Germanisch-depressiv

Seit einigen Tagen mache ich ein kleines Experiment. Es läuft unter dem Titel "Wen würde ich photographieren, wäre dies hier ein Streetstyle-Blog?" und hat zum Inhalt - der geneigte Leser mag es schon ahnen - dass ich mir Leute auf der Straße ausgucke, deren Stil es wert wäre, an dieser Stelle erwähnt und gezeigt zu werden.

Man könnte annehmen, dass dies besonders jetzt, wenn der Frühling in der Hansestadt Einzug hält, ein äußerst leichtes Unterfangen sein dürfte. Die Sonne beschwingt die Leute, die dunklen, dicken Winterjacken verschwinden im Schrank und geben den Blick frei auf farbliche, stoffliche und kombinative Explosionen gleichermaßen... Doch weit gefehlt.
Die vorherrschenden Farben sind überall blau-schwarz; Denim unten, Schwarz oben. Bestenfalls wurde die dunkle, dicke Winterjacke gegen eine dunkle, nicht mehr ganz so dicke Übergangsjacke getauscht. Meine Tom-Ford-Sonnenbrille musste bisweilen herhalten, um die Tränen der Enttäuschung zu verbergen.

Vor kurzem erst habe ich einen Artikel über den Stil der Italiener gelesen. Die meisten darin enthaltenen Klischees waren solche, die sich letzten Endes meist doch bewahrheiten. Doch ansonsten kam der Italiener an sich recht gut weg. Wenn man darüber sinniert, so lassen sich den meisten Landsleuten bestimmte modische Gräuel zuordnen, doch gleichzeitig besitzt auch jedes Volk in gewisser Weise einen charakteristischen Stil. Das Gräuel war bei den Deutschen bisher immer die Sandalen-weiße-Socken-Kombination. Doch trifft das für Leute unter 60 noch zu? Und was ist dann der charakteristische deutsche Stil?

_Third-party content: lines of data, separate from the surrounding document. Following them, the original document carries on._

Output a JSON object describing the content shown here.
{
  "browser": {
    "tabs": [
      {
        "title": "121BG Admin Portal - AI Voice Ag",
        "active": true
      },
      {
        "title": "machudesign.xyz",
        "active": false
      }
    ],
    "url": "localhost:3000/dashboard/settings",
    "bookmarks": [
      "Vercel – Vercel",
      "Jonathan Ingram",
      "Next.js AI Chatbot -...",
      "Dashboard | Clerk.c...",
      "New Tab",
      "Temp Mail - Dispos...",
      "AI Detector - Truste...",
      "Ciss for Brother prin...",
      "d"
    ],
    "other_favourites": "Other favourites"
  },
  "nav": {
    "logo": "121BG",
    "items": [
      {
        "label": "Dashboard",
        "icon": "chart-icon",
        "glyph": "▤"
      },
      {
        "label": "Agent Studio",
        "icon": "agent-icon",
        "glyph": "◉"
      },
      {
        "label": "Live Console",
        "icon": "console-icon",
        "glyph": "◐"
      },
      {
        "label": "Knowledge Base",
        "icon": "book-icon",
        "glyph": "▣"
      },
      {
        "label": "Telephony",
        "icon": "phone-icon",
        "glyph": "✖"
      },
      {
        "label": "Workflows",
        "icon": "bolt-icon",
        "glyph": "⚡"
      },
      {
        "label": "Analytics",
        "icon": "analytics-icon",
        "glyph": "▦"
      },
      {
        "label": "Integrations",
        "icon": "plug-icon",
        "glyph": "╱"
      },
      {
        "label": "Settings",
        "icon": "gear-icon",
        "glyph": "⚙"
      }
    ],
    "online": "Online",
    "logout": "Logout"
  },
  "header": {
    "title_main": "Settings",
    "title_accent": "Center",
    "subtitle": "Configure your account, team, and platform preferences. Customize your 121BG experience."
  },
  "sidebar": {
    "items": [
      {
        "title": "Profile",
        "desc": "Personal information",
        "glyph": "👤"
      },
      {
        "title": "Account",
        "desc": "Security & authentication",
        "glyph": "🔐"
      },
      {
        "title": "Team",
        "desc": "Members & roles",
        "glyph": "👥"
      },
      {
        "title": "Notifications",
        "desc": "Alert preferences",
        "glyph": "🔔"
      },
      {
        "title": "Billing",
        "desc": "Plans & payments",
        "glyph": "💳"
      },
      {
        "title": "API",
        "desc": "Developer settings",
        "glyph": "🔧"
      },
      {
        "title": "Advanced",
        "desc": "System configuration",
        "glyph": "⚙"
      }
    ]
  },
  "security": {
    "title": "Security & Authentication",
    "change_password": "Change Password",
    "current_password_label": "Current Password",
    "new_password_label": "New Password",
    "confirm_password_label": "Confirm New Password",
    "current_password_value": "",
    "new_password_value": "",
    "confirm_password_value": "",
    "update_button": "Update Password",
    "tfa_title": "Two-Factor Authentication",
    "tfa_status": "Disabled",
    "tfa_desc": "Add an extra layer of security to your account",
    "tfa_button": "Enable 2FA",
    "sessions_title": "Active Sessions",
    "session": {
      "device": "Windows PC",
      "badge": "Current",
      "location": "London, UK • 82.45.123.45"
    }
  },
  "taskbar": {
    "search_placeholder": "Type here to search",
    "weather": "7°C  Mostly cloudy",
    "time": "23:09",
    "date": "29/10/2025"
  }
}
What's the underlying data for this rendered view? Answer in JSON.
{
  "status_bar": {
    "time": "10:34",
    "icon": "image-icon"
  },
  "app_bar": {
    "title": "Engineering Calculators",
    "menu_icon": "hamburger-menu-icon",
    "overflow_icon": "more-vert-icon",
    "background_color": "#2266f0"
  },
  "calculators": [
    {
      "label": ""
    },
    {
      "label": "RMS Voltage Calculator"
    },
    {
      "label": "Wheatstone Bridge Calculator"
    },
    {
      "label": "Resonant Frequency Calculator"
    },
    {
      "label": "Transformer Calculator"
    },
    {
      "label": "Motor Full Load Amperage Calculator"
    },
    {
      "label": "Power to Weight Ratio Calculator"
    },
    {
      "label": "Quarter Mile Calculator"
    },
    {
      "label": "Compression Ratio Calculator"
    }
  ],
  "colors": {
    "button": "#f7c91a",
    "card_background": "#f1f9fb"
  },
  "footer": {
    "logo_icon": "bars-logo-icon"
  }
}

Auf die Gefahr hin, die riesige Zahl meiner geschätzten Leser auf einen Schlag rapide zu verringern: ich halte den typischen Deutschen modisch betrachtet für schlichtweg langweilig. Und ich glaube, dass die zwei Hauptursachen dafür 1. mangelnde Eitelkeit oder 2. schlechte Beratung sind.

Die Vertreter der ersten Gruppe haben entweder das Problem, dass sie zu wenig Zeit vor dem Spiegel verbringen. Ihr Aussehen ist ihnen egal und sie kaufen Kleidung aus purer Notwendigkeit, etwas anziehen zu müssen (dieser strenge gesellschaftliche Kodex heutzutage...), weshalb dann Dinge spazieren getragen werden wie diese farblich unmöglich zu bestimmende ("Ölschlamm"?) Strickjacke der Dame mit dem Mecki-Haarschnitt neben mir auf der Bank, die dies hier hoffentlich nicht lesen kann (oder vielleicht gerade einmal lesen sollte).
Oder aber, die Leute mit Problem Nummer 1 sehen sich einmal um und tragen dann, was alle anderen auch tragen; nicht, weil es ihnen gefällt, sondern um sich zu assimilieren. Deshalb laufen etwa 18.486.323 Mädchen und Frauen im Bundesgebiet in schwarzen Leggings, schwarzen Ballerinas und einem grauen T-Shirt-Kleid herum und in etwa ebenso viele Männer mit einer schwarzen Lederjacke mit Strickbündchen und der passenden G-Star-Jeans, die ihren Namen auf dem verlängerten Rücken in übergroßen Lettern preisgibt.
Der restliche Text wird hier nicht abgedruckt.